Shirin (Desiree Akhavan) has just broken up with her girlfriend Maxine (Rebecca Henderson). But as we flashback through the highs and lows of their relationship, we also follow Shirin as she embarks on new paths – journeying through Brooklyn with her friend Crystal (Halley Feiffer) to buy bras (and give her breasts the respect they deserve) and apply for shifts at the food coop – just to run into Maxine. She visits her family of high achieving, liberal Iranian immigrants, carefully skirting round the issue of her lack of boyfriends, and takes on a job teaching film to an unruly class of five-year-olds. She even volunteers with Maxine in the fight against legal homophobia, inviting the organising lecturer Sasha (Aimee Mullins) out on a date just to make her ex-girlfriend jealous, and finds her way into an awkward threesome, which doesn’t quite fulfil everyone’s desires. But slowly, anger, hurt and confusion give way to acceptance and courage, as Shirin decides to take the future into her own hands, coming out to her parents (as much as they’ll listen) and deciding to meet up with Sasha again.

There’s a thick layer of autobiography slathered over Appropriate Behavior, and perhaps the real ending to Desiree Akhavan’s meandering tale of a quirky girl’s odyssey through relationships, self-discovery and New York is the film itself – the perfect answer to that typical indie question – who am I? And if Appropriate Behavior does veer into self-referential awkwardness at times – Shirin teaching film and editing the class’ footage at home with all the chain-smoking intensity of George Tomasini – Akhavan’s film is neither self-aggrandising nor self-mocking, just an honest self-portrait of a slightly odd girl finding herself.

Its central premise is the multiple and sometimes conflicting identities that go in to making up one person – the roles and responsibilities that go into each universe – girlfriend, daughter, teacher, friend.

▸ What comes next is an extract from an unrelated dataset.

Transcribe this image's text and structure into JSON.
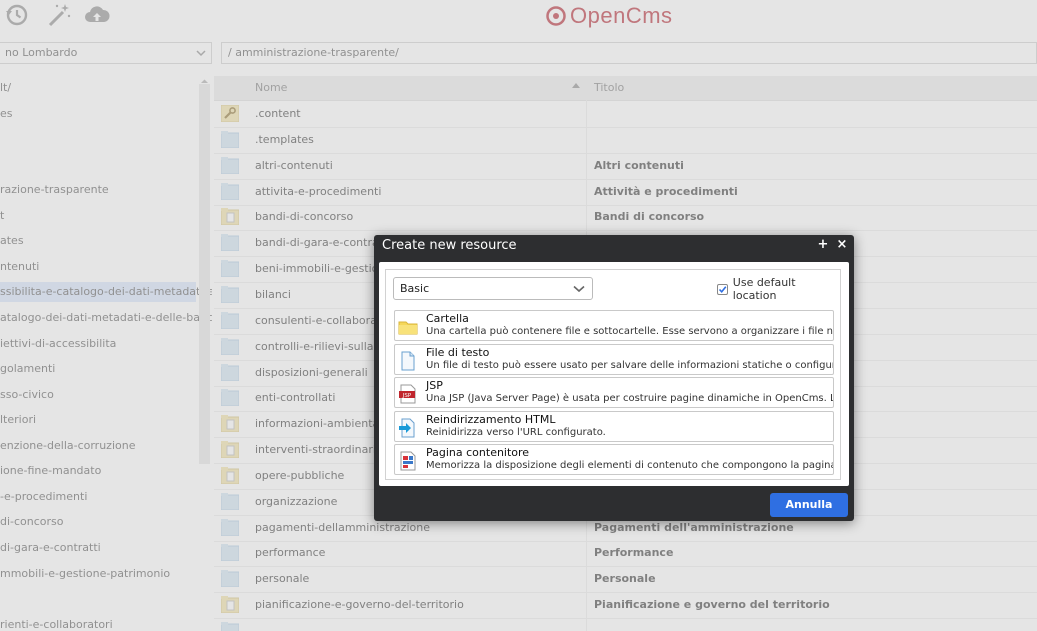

And so, in trying to find the appropriate behaviour for each, splintered into fragments, Akhavan’s film becomes a question of balance as Shirin tries to take control of her identity by telling her parents about her sexuality. It’s a sweet and very modern schism – of a streetwise Brooklynite sheltering her parents from the freedoms they’ve secured for her. But in its story of a second generation bisexual coming out to her Iranian family, who have their own ideas about homosexuality, Appropriate Behavior could be more incisive, leaving the pulls and pressures of that world assumed, rather than revealing them in any kind of detail. And for what is essentially a coming out story, Akhavan’s film is rather a damp squib, much better at the patchwork of a fragmented life.

But while the dramatic arc is understated, Appropriate Behavior does nevertheless succeed in keeping the viewer engaged, leading us into a wonderland of unexpected adventures. Some episodes work better than others – such as the painful embarrassment of an awkward first date or the unexpected confidence-building therapy of lingerie shopping – but Akhavan’s script never quite hits the highs of Noah Baumbach’s Brooklyn sister film Frances Ha, settling instead for a breezy veneer of all-too-familiar indie quirk. And while the director does a decent enough job playing herself, Appropriate Behavior never really reaches for anything more. Perhaps there’s too much of Akhavan, or not enough – turning Appropriate Behavior into the prime example of the film’s central premise, as it attempts to please everyone but ends up feeling overly cautious and controlled. Nevertheless, with Appropriate Behavior, Desiree Akhavan reveals a new comedic voice – uninhibited, funny and determined to be heard.